A Safe Region is an extension of the Safepoint concept: within a Safe Region, reference relationships do not change. When a thread enters a Safe Region, it marks itself; when leaving, it checks whether GC has completed. If not, the thread waits.
Incremental Update vs SATB
During the concurrent marking phase, collector threads and user threads run simultaneously, which may cause the object disappearance problem:
A black object (marked) adds a new reference to a white object (unmarked), while a gray object (not fully scanned) removes its reference to the white object. The white object is incorrectly reclaimed.
Two solutions:
Incremental Update
Used by CMS. When a black object inserts a new reference to a white object, this reference is recorded. After GC completes, the recorded references are used as roots for rescanning.

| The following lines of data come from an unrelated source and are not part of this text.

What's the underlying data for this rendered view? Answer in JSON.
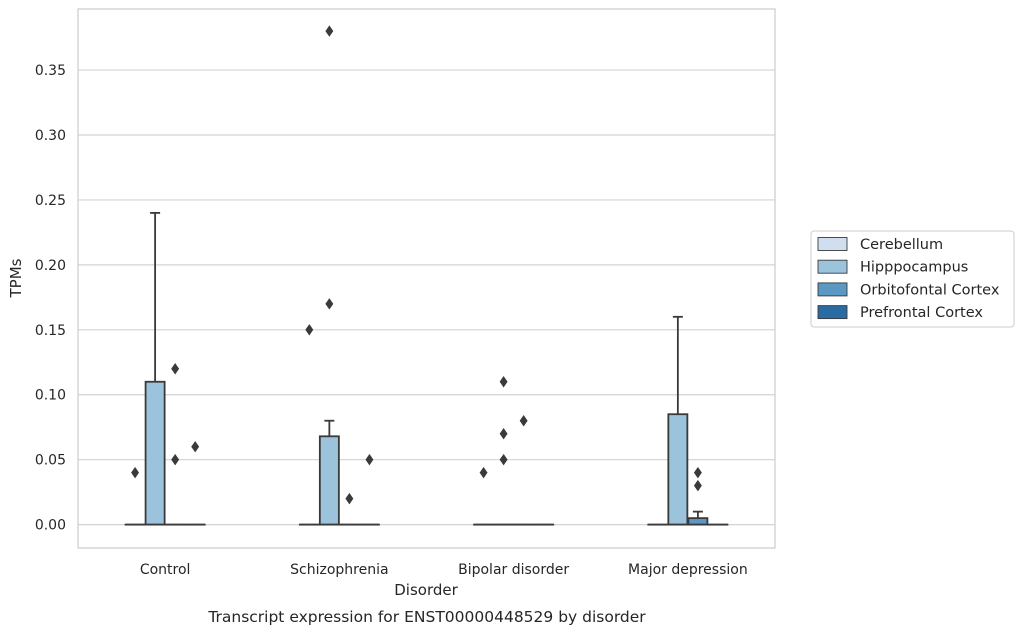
{
  "chart_data": {
    "type": "box",
    "title": "",
    "caption": "Transcript expression for ENST00000448529 by disorder",
    "xlabel": "Disorder",
    "ylabel": "TPMs",
    "ylim": [
      -0.018,
      0.397
    ],
    "yticks": [
      0.0,
      0.05,
      0.1,
      0.15,
      0.2,
      0.25,
      0.3,
      0.35
    ],
    "ytick_labels": [
      "0.00",
      "0.05",
      "0.10",
      "0.15",
      "0.20",
      "0.25",
      "0.30",
      "0.35"
    ],
    "grid": true,
    "legend_position": "right",
    "categories": [
      "Control",
      "Schizophrenia",
      "Bipolar disorder",
      "Major depression"
    ],
    "series": [
      {
        "name": "Cerebellum",
        "color": "#d0dfef",
        "boxes": [
          {
            "q1": 0,
            "median": 0,
            "q3": 0,
            "whisker_low": 0,
            "whisker_high": 0,
            "outliers": [
              0.04
            ]
          },
          {
            "q1": 0,
            "median": 0,
            "q3": 0,
            "whisker_low": 0,
            "whisker_high": 0,
            "outliers": [
              0.15
            ]
          },
          {
            "q1": 0,
            "median": 0,
            "q3": 0,
            "whisker_low": 0,
            "whisker_high": 0,
            "outliers": [
              0.04
            ]
          },
          {
            "q1": 0,
            "median": 0,
            "q3": 0,
            "whisker_low": 0,
            "whisker_high": 0,
            "outliers": []
          }
        ]
      },
      {
        "name": "Hipppocampus",
        "color": "#9bc3dc",
        "boxes": [
          {
            "q1": 0,
            "median": 0,
            "q3": 0.11,
            "whisker_low": 0,
            "whisker_high": 0.24,
            "outliers": []
          },
          {
            "q1": 0,
            "median": 0,
            "q3": 0.068,
            "whisker_low": 0,
            "whisker_high": 0.08,
            "outliers": [
              0.17,
              0.38
            ]
          },
          {
            "q1": 0,
            "median": 0,
            "q3": 0,
            "whisker_low": 0,
            "whisker_high": 0,
            "outliers": [
              0.05,
              0.07,
              0.11
            ]
          },
          {
            "q1": 0,
            "median": 0,
            "q3": 0.085,
            "whisker_low": 0,
            "whisker_high": 0.16,
            "outliers": []
          }
        ]
      },
      {
        "name": "Orbitofontal Cortex",
        "color": "#5b98c4",
        "boxes": [
          {
            "q1": 0,
            "median": 0,
            "q3": 0,
            "whisker_low": 0,
            "whisker_high": 0,
            "outliers": [
              0.05,
              0.12
            ]
          },
          {
            "q1": 0,
            "median": 0,
            "q3": 0,
            "whisker_low": 0,
            "whisker_high": 0,
            "outliers": [
              0.02
            ]
          },
          {
            "q1": 0,
            "median": 0,
            "q3": 0,
            "whisker_low": 0,
            "whisker_high": 0,
            "outliers": [
              0.08
            ]
          },
          {
            "q1": 0,
            "median": 0,
            "q3": 0.005,
            "whisker_low": 0,
            "whisker_high": 0.01,
            "outliers": [
              0.03,
              0.04
            ]
          }
        ]
      },
      {
        "name": "Prefrontal Cortex",
        "color": "#2b6ba4",
        "boxes": [
          {
            "q1": 0,
            "median": 0,
            "q3": 0,
            "whisker_low": 0,
            "whisker_high": 0,
            "outliers": [
              0.06
            ]
          },
          {
            "q1": 0,
            "median": 0,
            "q3": 0,
            "whisker_low": 0,
            "whisker_high": 0,
            "outliers": [
              0.05
            ]
          },
          {
            "q1": 0,
            "median": 0,
            "q3": 0,
            "whisker_low": 0,
            "whisker_high": 0,
            "outliers": []
          },
          {
            "q1": 0,
            "median": 0,
            "q3": 0,
            "whisker_low": 0,
            "whisker_high": 0,
            "outliers": []
          }
        ]
      }
    ]
  }
}
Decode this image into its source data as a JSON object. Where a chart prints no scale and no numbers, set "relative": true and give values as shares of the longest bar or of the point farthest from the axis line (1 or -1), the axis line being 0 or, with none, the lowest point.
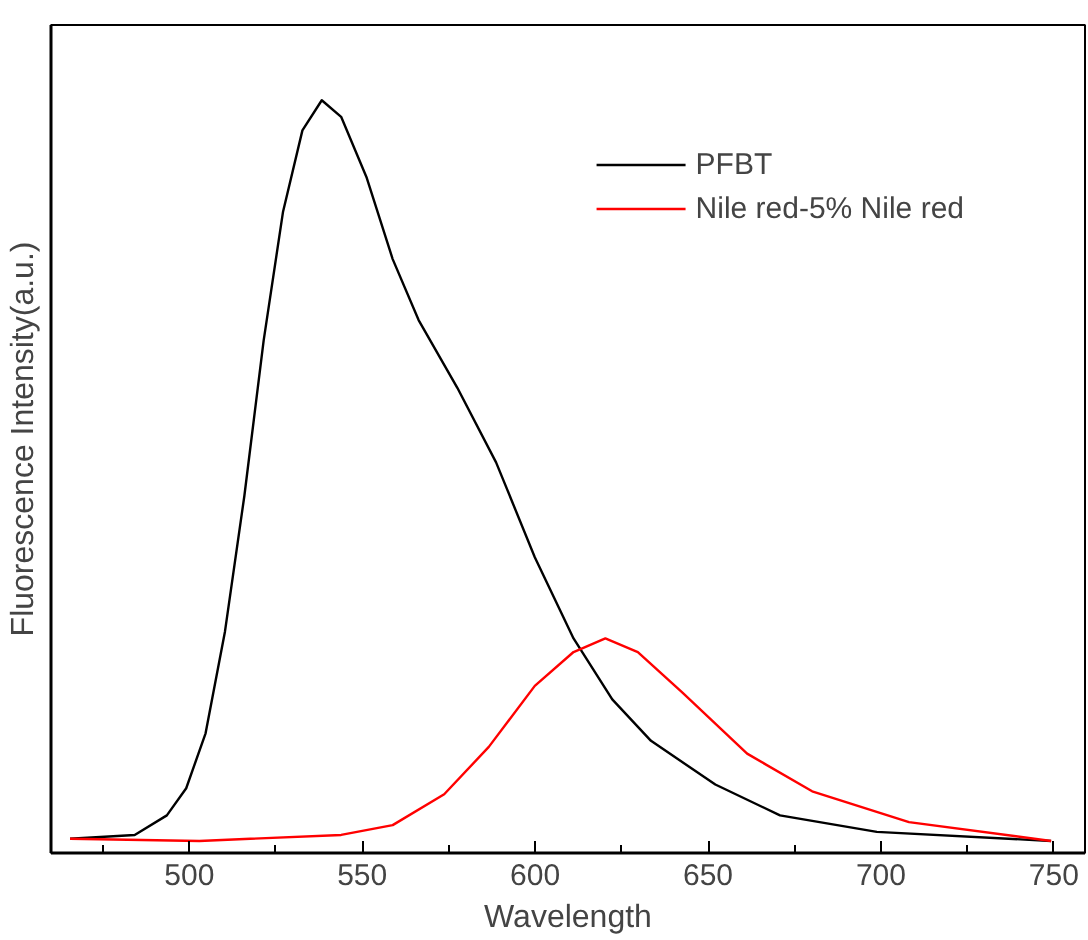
{
  "chart_data": {
    "type": "line",
    "relative": true,
    "xlabel": "Wavelength",
    "ylabel": "Fluorescence Intensity(a.u.)",
    "xlim": [
      460,
      759
    ],
    "xticks": [
      500,
      550,
      600,
      650,
      700,
      750
    ],
    "grid": false,
    "legend": "top right",
    "marker": "none",
    "line_style": "solid",
    "series": [
      {
        "name": "PFBT",
        "color": "#000000",
        "x": [
          465.5,
          484.2,
          493.5,
          499.1,
          504.7,
          510.3,
          515.9,
          521.5,
          527.1,
          532.7,
          538.3,
          543.9,
          551.3,
          558.8,
          566.3,
          577.5,
          588.7,
          599.9,
          611.1,
          622.3,
          633.5,
          652.1,
          670.8,
          698.8,
          749.2
        ],
        "values": [
          0.019,
          0.024,
          0.05,
          0.086,
          0.159,
          0.294,
          0.474,
          0.681,
          0.852,
          0.96,
          1.0,
          0.978,
          0.897,
          0.789,
          0.708,
          0.618,
          0.519,
          0.393,
          0.285,
          0.204,
          0.149,
          0.091,
          0.05,
          0.028,
          0.016
        ]
      },
      {
        "name": "Nile red-5% Nile red",
        "color": "#ff0000",
        "x": [
          465.5,
          502.9,
          543.9,
          558.8,
          573.7,
          586.6,
          599.9,
          611.1,
          620.3,
          629.7,
          642.6,
          661.3,
          680.1,
          708.1,
          749.2
        ],
        "values": [
          0.019,
          0.016,
          0.024,
          0.037,
          0.078,
          0.141,
          0.222,
          0.267,
          0.285,
          0.267,
          0.213,
          0.132,
          0.082,
          0.041,
          0.016
        ]
      }
    ]
  }
}
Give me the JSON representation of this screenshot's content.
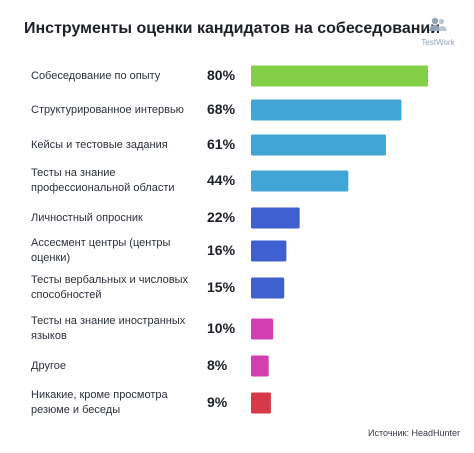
{
  "header": {
    "title": "Инструменты оценки кандидатов на собеседовании",
    "logo_text": "TestWork",
    "logo_icon": "people-icon"
  },
  "source": "Источник: HeadHunter",
  "chart_data": {
    "type": "bar",
    "orientation": "horizontal",
    "title": "Инструменты оценки кандидатов на собеседовании",
    "xlabel": "",
    "ylabel": "",
    "xlim": [
      0,
      80
    ],
    "grid": false,
    "categories": [
      "Собеседование по опыту",
      "Структурированное интервью",
      "Кейсы и тестовые задания",
      "Тесты на знание профессиональной области",
      "Личностный опросник",
      "Ассесмент центры (центры оценки)",
      "Тесты вербальных и числовых способностей",
      "Тесты на знание иностранных языков",
      "Другое",
      "Никакие, кроме просмотра резюме и беседы"
    ],
    "values": [
      80,
      68,
      61,
      44,
      22,
      16,
      15,
      10,
      8,
      9
    ],
    "value_labels": [
      "80%",
      "68%",
      "61%",
      "44%",
      "22%",
      "16%",
      "15%",
      "10%",
      "8%",
      "9%"
    ],
    "bar_colors": [
      "#82cf45",
      "#41a6d6",
      "#41a6d6",
      "#41a6d6",
      "#3d5fd0",
      "#3d5fd0",
      "#3d5fd0",
      "#d23fb0",
      "#d23fb0",
      "#d63a48"
    ]
  }
}
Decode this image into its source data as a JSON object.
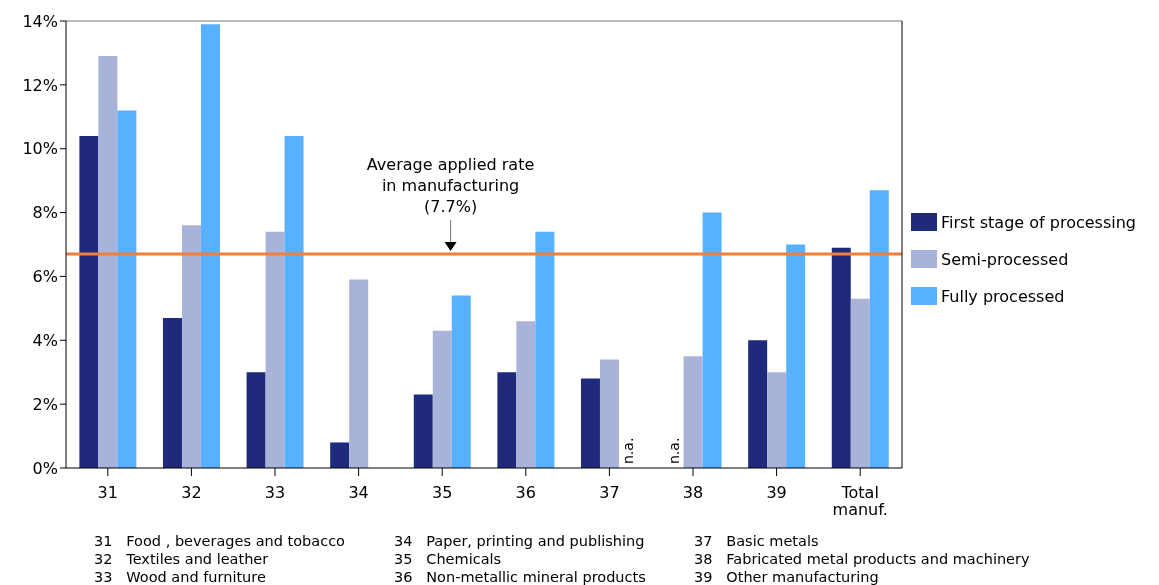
{
  "chart_data": {
    "type": "bar",
    "categories": [
      "31",
      "32",
      "33",
      "34",
      "35",
      "36",
      "37",
      "38",
      "39",
      "Total manuf."
    ],
    "series": [
      {
        "name": "First stage of processing",
        "color": "#1f2a7a",
        "values": [
          10.4,
          4.7,
          3.0,
          0.8,
          2.3,
          3.0,
          2.8,
          null,
          4.0,
          6.9
        ],
        "value_labels": [
          null,
          null,
          null,
          null,
          null,
          null,
          null,
          "n.a.",
          null,
          null
        ]
      },
      {
        "name": "Semi-processed",
        "color": "#a9b2d8",
        "values": [
          12.9,
          7.6,
          7.4,
          5.9,
          4.3,
          4.6,
          3.4,
          3.5,
          3.0,
          5.3
        ]
      },
      {
        "name": "Fully processed",
        "color": "#57b1fe",
        "values": [
          11.2,
          13.9,
          10.4,
          null,
          5.4,
          7.4,
          null,
          8.0,
          7.0,
          8.7
        ],
        "value_labels": [
          null,
          null,
          null,
          null,
          null,
          null,
          "n.a.",
          null,
          null,
          null
        ]
      }
    ],
    "ylim": [
      0,
      14
    ],
    "yticks": [
      {
        "value": 0,
        "label": "0%"
      },
      {
        "value": 2,
        "label": "2%"
      },
      {
        "value": 4,
        "label": "4%"
      },
      {
        "value": 6,
        "label": "6%"
      },
      {
        "value": 8,
        "label": "8%"
      },
      {
        "value": 10,
        "label": "10%"
      },
      {
        "value": 12,
        "label": "12%"
      },
      {
        "value": 14,
        "label": "14%"
      }
    ],
    "ref_lines": [
      {
        "axis": "y",
        "value": 6.7,
        "label": "Average applied rate\nin manufacturing\n(7.7%)",
        "color": "#f07f3c"
      }
    ],
    "legend": "right",
    "annotations": [
      "31   Food , beverages and tobacco",
      "32   Textiles and leather",
      "33   Wood and furniture",
      "34   Paper, printing and publishing",
      "35   Chemicals",
      "36   Non-metallic mineral products",
      "37   Basic metals",
      "38   Fabricated metal products and machinery",
      "39   Other manufacturing"
    ]
  }
}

Essence: Focuses on reference additions.
SATB (Snapshot At The Beginning)
Used by G1. When a gray object removes a reference to a white object, the deleted reference is recorded. After GC completes, the recorded references are used as roots for rescanning.
Essence: Focuses on reference deletions, ensuring consistency of the object graph at the start of GC.
Incremental Update SATB
Record added refs Record deleted refs
(A → C added) (B → C deleted)
A(black) ──add──→ C(white) A(black) ──→ C(white)
B(gray) ──del──↗ B(gray) ──×──→ C
Summary
This chapter introduced the core algorithms and theoretical foundations of garbage collection. Understanding reachability analysis and GC Roots is key to determining which objects can be reclaimed; understanding the pros and cons of the three basic algorithms is foundational for learning about specific collectors; understanding generational theory, remembered sets, and safepoints helps explain GC implementation mechanisms. The next chapter will detail various garbage collectors.